Didier Decoin et la lâcheté ordinaire

Ils sont 38 à l’avoir laissée crever sans bouger le petit doigt. Avec ce fait divers, Didier Decoin nous ressort là un épisode qui fait froid dans le dos.

Décor de cinéma: nous sommes dans le Queens, quartier peu à la mode en 1964. Le froid est mordant et la nuit bien entamée lorsque Kitty Genovese, jeune femme d’origine italienne, rentre chez elle, éreintée par une longue soirée de travail au restaurant. Dans son appartement l’attend son amie, bien au chaud dans leur lit. Lorsque Kitty s’approche de son immeuble, elle perçoit une ombre qu’elle comprend immédiatement comme menaçante. Au pas de course, elle se précipite sur le poste de secours au coin de la rue. Elle l’atteint au même instant où son agresseur lui plante sa lame dans le dos.
Battu en retraite par les cris de sa victime, l’homme désormais pris dans son désir de tuer reviendra à la chasse après avoir déplacé sa voiture, trop visible.
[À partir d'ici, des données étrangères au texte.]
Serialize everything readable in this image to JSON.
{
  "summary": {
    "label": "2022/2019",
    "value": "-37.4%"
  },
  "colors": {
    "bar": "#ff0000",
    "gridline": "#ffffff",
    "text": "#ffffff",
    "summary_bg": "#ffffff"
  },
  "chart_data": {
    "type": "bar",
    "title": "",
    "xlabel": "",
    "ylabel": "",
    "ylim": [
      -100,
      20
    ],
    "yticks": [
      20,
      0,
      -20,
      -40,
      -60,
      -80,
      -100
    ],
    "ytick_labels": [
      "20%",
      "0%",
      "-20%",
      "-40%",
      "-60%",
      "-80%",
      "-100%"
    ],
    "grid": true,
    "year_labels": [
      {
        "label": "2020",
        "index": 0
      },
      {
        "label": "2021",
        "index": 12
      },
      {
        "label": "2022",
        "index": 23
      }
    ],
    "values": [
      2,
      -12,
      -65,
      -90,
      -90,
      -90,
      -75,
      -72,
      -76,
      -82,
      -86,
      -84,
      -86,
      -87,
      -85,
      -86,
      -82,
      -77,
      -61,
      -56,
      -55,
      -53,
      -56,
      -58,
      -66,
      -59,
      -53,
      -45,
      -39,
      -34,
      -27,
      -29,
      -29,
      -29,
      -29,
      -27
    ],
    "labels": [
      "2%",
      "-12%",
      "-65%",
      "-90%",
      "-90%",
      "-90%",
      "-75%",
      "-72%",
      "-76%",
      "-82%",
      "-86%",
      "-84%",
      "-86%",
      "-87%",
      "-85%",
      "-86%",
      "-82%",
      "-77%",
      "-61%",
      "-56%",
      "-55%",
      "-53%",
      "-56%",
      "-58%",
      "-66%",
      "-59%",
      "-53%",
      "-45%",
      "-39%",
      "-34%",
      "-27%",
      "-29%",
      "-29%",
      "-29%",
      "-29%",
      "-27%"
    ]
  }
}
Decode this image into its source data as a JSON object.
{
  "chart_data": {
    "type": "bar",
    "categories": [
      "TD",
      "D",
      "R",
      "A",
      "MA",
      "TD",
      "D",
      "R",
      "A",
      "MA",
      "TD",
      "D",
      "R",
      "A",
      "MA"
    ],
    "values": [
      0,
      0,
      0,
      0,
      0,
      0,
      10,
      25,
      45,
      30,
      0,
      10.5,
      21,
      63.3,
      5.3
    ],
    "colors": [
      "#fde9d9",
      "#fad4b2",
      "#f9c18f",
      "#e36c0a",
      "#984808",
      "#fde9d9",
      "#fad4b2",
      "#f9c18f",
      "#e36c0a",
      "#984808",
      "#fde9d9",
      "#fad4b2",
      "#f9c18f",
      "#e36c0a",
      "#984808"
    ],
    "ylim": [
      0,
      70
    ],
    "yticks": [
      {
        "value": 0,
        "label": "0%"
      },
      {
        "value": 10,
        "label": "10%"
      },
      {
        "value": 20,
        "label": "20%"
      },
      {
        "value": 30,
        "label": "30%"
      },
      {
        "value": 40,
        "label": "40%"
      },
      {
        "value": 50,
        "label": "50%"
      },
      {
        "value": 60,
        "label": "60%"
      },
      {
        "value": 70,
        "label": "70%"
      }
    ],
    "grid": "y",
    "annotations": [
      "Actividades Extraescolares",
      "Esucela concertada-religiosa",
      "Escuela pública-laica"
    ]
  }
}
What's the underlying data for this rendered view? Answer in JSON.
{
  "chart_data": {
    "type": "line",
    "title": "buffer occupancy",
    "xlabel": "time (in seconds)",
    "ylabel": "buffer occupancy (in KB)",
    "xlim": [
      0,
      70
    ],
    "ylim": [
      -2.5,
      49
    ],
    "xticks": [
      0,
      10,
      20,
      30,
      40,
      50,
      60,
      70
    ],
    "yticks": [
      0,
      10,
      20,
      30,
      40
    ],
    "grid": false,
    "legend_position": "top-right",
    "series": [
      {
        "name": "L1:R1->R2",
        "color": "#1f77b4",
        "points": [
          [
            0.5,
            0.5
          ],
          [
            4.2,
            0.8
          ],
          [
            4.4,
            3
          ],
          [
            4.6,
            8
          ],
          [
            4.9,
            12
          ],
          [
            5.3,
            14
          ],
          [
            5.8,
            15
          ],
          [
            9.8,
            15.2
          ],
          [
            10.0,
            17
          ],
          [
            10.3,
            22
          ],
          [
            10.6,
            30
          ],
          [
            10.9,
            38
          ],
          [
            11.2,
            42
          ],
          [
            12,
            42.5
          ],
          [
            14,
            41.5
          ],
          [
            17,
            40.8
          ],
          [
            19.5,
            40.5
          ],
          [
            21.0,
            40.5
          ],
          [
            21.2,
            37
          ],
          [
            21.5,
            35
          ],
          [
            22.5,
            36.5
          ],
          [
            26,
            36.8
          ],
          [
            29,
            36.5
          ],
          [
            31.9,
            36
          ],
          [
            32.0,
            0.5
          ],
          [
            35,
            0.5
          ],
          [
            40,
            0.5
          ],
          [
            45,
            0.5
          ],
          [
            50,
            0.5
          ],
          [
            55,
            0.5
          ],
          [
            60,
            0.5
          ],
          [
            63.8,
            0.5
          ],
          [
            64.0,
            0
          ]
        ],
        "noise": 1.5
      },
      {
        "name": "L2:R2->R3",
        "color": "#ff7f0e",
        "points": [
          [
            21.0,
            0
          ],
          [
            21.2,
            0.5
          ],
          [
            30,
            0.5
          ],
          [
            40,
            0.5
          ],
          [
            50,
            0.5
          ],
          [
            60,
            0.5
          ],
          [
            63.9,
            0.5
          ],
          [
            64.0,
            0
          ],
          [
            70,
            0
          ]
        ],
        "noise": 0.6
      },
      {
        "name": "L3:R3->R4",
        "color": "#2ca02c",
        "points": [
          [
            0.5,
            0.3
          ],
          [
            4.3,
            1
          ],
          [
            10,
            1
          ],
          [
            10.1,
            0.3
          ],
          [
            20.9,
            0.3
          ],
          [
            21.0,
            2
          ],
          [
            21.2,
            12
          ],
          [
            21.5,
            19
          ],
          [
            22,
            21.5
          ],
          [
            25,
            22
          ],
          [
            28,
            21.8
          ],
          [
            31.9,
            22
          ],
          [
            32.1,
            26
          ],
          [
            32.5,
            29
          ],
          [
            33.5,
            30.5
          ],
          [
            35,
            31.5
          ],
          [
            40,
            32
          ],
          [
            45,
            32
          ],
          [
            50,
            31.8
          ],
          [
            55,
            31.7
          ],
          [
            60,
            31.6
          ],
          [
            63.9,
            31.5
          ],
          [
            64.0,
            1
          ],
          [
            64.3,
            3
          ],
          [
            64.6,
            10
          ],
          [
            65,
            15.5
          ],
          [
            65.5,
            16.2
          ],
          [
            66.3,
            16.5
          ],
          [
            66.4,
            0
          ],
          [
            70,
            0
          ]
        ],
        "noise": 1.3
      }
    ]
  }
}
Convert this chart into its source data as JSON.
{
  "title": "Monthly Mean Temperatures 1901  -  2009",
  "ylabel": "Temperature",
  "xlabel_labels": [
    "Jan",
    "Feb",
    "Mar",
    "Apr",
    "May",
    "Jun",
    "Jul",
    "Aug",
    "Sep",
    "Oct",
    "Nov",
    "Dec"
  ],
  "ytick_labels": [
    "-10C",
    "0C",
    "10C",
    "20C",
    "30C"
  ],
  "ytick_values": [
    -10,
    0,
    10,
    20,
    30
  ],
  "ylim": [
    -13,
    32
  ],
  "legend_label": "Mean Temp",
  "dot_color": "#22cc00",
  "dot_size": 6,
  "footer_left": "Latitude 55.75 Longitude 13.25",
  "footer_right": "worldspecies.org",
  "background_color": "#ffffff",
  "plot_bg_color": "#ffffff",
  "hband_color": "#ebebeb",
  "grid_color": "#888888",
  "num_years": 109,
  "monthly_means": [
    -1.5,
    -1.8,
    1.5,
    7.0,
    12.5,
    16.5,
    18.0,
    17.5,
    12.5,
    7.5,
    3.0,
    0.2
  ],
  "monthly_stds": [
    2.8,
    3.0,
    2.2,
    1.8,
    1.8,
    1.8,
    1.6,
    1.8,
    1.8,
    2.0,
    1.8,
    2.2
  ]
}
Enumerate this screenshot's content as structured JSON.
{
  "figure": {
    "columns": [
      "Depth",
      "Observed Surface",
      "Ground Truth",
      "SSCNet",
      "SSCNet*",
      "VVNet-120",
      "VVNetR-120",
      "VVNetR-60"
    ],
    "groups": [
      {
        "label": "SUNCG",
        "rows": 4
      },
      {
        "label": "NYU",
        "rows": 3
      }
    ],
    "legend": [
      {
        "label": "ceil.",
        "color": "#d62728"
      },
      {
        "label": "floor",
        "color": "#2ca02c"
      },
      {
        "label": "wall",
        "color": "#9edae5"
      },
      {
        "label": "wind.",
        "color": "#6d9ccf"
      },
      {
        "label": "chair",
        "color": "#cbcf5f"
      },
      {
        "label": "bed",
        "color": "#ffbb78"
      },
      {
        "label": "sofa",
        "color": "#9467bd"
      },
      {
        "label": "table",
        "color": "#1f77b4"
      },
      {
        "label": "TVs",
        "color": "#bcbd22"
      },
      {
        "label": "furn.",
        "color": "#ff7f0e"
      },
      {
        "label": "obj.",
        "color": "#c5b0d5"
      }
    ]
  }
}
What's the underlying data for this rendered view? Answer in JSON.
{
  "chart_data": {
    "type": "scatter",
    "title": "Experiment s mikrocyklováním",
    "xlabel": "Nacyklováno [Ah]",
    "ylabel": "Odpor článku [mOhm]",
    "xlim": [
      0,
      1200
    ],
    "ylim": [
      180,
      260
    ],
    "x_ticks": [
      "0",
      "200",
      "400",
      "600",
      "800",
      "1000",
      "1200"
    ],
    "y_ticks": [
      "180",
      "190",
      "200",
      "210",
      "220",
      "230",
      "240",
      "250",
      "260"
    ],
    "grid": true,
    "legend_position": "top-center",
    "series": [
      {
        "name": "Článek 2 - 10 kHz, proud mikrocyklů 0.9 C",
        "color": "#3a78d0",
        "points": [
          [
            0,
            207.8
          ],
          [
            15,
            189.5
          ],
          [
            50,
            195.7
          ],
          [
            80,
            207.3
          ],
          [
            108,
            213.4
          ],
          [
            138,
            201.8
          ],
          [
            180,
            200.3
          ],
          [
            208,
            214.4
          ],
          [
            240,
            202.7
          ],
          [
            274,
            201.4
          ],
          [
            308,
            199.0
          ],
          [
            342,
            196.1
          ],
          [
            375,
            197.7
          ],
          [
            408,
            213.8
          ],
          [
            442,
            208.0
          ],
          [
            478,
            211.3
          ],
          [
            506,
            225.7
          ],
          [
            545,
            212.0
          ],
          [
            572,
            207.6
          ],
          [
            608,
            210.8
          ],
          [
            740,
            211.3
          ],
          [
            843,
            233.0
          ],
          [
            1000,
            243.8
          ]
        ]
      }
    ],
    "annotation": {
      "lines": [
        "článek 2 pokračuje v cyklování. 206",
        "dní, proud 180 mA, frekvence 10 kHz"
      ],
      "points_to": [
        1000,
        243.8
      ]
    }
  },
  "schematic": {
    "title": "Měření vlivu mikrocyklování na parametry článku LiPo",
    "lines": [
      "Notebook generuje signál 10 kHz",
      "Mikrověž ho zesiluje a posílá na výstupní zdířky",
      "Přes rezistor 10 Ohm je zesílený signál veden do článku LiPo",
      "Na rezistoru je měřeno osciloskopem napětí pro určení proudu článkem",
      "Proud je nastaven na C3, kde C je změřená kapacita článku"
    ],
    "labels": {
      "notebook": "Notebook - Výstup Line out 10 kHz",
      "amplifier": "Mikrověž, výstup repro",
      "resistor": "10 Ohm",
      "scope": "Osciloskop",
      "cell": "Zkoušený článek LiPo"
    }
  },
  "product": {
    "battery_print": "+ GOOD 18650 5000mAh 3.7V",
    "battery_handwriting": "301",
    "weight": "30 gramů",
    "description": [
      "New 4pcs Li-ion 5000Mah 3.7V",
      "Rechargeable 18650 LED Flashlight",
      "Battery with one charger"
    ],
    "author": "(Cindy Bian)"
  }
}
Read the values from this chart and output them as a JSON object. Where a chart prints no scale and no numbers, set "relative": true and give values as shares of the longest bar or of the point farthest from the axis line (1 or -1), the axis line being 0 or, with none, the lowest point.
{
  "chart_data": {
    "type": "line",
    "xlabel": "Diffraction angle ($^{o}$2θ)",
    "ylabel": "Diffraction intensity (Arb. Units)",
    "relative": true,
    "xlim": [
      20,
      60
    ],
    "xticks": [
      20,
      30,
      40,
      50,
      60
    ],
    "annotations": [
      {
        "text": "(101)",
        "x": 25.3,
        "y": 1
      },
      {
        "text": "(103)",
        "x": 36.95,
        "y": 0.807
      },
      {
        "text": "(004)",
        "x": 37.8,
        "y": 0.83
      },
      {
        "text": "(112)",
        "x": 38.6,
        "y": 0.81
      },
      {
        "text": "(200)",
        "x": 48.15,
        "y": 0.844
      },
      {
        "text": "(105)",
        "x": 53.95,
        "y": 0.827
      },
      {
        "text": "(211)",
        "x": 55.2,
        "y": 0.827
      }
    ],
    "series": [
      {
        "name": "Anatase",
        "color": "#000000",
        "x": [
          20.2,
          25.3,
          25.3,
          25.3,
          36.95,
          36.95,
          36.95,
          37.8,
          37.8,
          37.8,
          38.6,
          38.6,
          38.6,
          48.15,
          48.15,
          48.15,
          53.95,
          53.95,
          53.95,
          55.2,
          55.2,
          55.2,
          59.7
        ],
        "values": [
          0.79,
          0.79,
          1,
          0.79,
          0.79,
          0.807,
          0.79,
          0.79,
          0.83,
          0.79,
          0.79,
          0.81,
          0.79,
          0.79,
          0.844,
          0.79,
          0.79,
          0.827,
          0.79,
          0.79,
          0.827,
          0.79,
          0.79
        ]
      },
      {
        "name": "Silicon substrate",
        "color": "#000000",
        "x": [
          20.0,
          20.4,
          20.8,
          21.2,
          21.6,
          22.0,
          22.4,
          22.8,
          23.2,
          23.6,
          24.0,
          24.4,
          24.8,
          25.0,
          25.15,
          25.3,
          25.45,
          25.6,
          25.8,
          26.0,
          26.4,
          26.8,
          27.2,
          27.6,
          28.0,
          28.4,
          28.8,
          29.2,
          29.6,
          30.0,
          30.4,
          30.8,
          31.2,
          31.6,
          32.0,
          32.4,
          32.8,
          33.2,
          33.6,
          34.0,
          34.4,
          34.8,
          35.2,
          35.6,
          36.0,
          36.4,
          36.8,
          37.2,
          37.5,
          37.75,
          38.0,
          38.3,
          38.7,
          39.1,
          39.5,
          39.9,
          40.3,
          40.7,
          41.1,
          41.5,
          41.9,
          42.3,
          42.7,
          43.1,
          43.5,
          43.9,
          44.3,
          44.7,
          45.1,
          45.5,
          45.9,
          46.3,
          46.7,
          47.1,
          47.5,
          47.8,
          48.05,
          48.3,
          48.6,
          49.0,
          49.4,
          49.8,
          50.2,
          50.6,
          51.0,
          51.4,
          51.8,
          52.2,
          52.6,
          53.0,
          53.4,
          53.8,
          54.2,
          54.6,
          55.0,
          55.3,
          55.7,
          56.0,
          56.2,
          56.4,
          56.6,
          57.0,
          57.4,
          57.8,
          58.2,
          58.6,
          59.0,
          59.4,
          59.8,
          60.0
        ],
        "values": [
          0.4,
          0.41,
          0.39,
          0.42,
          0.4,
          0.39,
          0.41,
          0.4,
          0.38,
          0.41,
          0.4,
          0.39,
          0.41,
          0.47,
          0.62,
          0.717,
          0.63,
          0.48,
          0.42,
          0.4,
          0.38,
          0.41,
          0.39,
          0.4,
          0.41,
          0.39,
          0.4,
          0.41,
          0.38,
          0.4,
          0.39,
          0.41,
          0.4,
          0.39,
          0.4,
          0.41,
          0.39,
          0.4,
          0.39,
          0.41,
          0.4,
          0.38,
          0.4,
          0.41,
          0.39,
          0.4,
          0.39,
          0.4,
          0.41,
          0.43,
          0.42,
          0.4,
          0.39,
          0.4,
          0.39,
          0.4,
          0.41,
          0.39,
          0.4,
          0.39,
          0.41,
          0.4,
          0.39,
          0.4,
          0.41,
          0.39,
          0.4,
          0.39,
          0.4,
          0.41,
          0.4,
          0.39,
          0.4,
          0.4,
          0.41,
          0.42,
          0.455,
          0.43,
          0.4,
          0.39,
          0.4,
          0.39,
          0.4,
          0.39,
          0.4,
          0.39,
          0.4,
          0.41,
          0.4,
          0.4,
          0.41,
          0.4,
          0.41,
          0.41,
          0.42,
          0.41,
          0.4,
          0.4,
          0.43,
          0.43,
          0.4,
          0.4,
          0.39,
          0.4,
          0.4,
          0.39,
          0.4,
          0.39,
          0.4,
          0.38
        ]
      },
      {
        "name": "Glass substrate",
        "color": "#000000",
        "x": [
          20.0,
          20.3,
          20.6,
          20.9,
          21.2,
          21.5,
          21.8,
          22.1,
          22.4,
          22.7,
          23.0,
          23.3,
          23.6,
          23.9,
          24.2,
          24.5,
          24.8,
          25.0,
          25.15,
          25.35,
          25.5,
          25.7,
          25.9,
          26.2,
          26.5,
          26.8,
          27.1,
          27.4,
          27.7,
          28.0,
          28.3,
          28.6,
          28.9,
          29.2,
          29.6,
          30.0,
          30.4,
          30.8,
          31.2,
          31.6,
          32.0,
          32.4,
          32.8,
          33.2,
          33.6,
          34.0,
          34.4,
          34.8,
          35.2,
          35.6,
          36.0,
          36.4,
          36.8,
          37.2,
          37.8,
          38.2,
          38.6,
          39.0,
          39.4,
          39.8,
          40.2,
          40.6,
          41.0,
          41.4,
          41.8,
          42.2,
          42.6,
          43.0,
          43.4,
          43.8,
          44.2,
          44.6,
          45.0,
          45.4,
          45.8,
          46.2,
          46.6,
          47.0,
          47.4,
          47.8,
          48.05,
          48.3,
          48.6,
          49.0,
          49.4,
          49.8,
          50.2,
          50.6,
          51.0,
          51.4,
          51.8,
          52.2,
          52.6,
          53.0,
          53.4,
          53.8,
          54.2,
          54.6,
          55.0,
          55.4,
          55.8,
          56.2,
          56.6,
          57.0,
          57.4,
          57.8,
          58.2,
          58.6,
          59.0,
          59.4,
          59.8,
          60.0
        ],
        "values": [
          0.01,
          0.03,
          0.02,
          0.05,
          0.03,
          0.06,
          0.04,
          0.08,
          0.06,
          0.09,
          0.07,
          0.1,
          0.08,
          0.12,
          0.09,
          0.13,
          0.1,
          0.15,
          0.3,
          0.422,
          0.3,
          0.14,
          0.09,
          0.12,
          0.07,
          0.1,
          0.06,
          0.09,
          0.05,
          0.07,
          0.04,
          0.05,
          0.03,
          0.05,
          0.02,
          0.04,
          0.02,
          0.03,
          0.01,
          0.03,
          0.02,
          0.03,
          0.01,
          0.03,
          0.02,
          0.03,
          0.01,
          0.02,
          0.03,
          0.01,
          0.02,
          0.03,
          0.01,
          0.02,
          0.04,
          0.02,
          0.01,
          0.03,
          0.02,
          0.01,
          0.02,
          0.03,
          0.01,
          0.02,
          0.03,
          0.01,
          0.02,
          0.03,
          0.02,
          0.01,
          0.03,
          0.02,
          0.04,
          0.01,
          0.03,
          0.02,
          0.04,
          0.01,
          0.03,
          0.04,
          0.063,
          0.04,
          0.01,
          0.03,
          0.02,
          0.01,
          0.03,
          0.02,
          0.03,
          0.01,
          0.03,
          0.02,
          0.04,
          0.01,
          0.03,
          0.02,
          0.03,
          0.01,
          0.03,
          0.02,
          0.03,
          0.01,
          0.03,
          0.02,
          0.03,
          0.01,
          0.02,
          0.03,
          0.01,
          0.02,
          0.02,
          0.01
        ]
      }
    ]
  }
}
Il sait qu’elle est blessée, qu’elle a du ramper quelque part, il la retrouvera dans la cage d’escalier de son immeuble. Et c’est là que commence un acharnement de violence qui aura pour témoins auditifs ou oculaires pas moins de 38 personnes dont aucune ne lèvera le petit doigt pour mettre un terme au massacre.
Dans la lignée d’un Truman Capote et de son excellent roman De sang froid qui marqua un tournant décisif dans le roman de non-fiction, Decoin réussit l’exploit de renouveler le genre en décrivant un crime qui secoua une Amérique en mal de repères moraux depuis l’assassinat de Kennedy. De son meurtrier, il fait une personnalité complexe, sorte de loup-garou qui embrassait ses enfant avant de partir en chasse, félin dépourvu de remords qui aura ce mot destructeur à propos de l’immobilisme des témoins lors de cette nuit qui mit fin à l’existence de Kitty Genovese: «Je savais que personne ne bougerait.» Et le lecteur de trembler. (sbr)

Est-ce ainsi que les femmes meurent?, Didier Decoin, éd. Le Livre de Poche, 192 p.